Original news was published on 12 June, 2014
COLOMBO is expected to move up the league table from 32nd to 21st spot in the Top 50 World Container Ports this year with the new berths of the Colombo International Container Terminals (CICT), reported Lanka Business Today.
It said the completion of the third and final phase of CICT will have a dramatic effect on container throughput at the island nation with an annual capacity of 2.5 million TEU being added to the Colombo shipping hub.
At present, the throughput at Colombo has a capacity of 4.26 million TEU.
According to the list, Port Bremen/Bremerhaven in Germany currently occupies the 21st spot with volumes of 6.12 million TEU, while Xiamen is in 20th place with 7.20 million TEU.
The new CICT terminals, developed over three stages, opened the third phase of its facility recently in the reclaimed south area of Colombo port. The terminal began operations last year.

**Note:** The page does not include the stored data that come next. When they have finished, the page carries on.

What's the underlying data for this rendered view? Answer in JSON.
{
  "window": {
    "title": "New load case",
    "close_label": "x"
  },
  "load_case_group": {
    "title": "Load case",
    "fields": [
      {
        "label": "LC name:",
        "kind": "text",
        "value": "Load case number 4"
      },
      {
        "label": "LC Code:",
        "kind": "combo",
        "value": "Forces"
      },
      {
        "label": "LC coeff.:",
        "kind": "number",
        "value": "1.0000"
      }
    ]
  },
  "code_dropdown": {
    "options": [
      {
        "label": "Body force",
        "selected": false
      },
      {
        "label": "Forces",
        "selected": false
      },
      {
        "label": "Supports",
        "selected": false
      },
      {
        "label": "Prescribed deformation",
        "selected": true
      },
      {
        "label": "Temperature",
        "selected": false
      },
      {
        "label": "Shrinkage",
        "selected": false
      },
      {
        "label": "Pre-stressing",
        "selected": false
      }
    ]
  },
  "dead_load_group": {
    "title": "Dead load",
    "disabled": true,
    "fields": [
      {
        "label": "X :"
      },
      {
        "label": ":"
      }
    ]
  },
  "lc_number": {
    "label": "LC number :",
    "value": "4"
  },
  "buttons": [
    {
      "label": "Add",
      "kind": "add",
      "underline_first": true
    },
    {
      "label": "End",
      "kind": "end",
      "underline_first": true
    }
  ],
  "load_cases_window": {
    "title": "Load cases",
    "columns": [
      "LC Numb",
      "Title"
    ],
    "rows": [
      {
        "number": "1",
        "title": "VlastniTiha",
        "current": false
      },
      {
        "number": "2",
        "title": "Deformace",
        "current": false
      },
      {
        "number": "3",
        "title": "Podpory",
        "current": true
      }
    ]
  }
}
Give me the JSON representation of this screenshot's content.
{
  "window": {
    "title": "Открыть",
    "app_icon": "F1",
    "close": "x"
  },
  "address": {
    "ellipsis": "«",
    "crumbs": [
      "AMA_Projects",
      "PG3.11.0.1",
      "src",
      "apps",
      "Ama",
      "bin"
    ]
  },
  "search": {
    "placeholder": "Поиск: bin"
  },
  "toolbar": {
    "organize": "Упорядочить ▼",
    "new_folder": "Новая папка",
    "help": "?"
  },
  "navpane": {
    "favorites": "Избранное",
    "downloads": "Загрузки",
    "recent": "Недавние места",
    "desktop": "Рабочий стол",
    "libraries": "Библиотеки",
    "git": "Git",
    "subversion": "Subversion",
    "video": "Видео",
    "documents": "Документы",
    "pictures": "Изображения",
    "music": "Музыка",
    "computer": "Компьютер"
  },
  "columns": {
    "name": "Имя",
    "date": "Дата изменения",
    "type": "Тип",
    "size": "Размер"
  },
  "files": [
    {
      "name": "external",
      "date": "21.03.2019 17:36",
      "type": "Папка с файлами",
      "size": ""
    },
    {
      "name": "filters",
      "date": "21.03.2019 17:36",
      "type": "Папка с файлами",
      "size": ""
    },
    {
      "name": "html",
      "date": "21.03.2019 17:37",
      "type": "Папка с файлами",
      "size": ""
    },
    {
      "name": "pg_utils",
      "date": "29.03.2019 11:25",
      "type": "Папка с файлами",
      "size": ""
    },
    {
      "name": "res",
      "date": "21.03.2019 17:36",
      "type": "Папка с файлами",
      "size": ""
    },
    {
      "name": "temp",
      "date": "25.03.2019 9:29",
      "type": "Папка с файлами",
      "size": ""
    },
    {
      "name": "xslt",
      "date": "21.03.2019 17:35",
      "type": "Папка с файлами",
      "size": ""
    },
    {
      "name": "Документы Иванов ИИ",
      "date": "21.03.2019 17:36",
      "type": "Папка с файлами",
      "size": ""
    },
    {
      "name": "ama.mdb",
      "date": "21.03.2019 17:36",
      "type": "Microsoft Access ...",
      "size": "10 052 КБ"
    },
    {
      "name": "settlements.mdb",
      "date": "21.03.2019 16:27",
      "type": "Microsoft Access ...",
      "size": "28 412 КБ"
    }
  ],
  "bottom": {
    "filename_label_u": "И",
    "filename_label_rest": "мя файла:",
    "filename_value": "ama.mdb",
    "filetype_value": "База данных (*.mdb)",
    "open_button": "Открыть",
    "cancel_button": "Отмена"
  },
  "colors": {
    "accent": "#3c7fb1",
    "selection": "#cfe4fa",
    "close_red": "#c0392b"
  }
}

According to the Hong Kong's China Merchants Holdings International (CMHI) annual report, the facility handled 60,000 TEU last year, as it gradually boosted its operational capabilities.
The new port project is the result of US$500 million of investment by China Merchants, the largest direct foreign investment in the country. China Merchants holds 85 per cent stake and Sri Lanka Ports Authority (SLPA) holds the remainder.
According to general manager of CICT, Tissa Wickramasinghe, the new capacity at Colombo, which acts as a transshipment port for the potentially vast markets of the Indian subcontinent, could alter container supply chains in the region.
Mr Wickramasinghe said the opening of the new terminals, the route between Chittagong, Singapore and Colombo could be rationalised.
Much cargo is being carried by feeder vessels from Chittagong to Singapore and then transshipped onto larger vessels on the westbound Asia-Europe services.
He is of the view that if the Colombo Port is able to cut out the Chittagong-Singapore leg, it would attract an extra million TEU and offer European importers reduced shipping costs.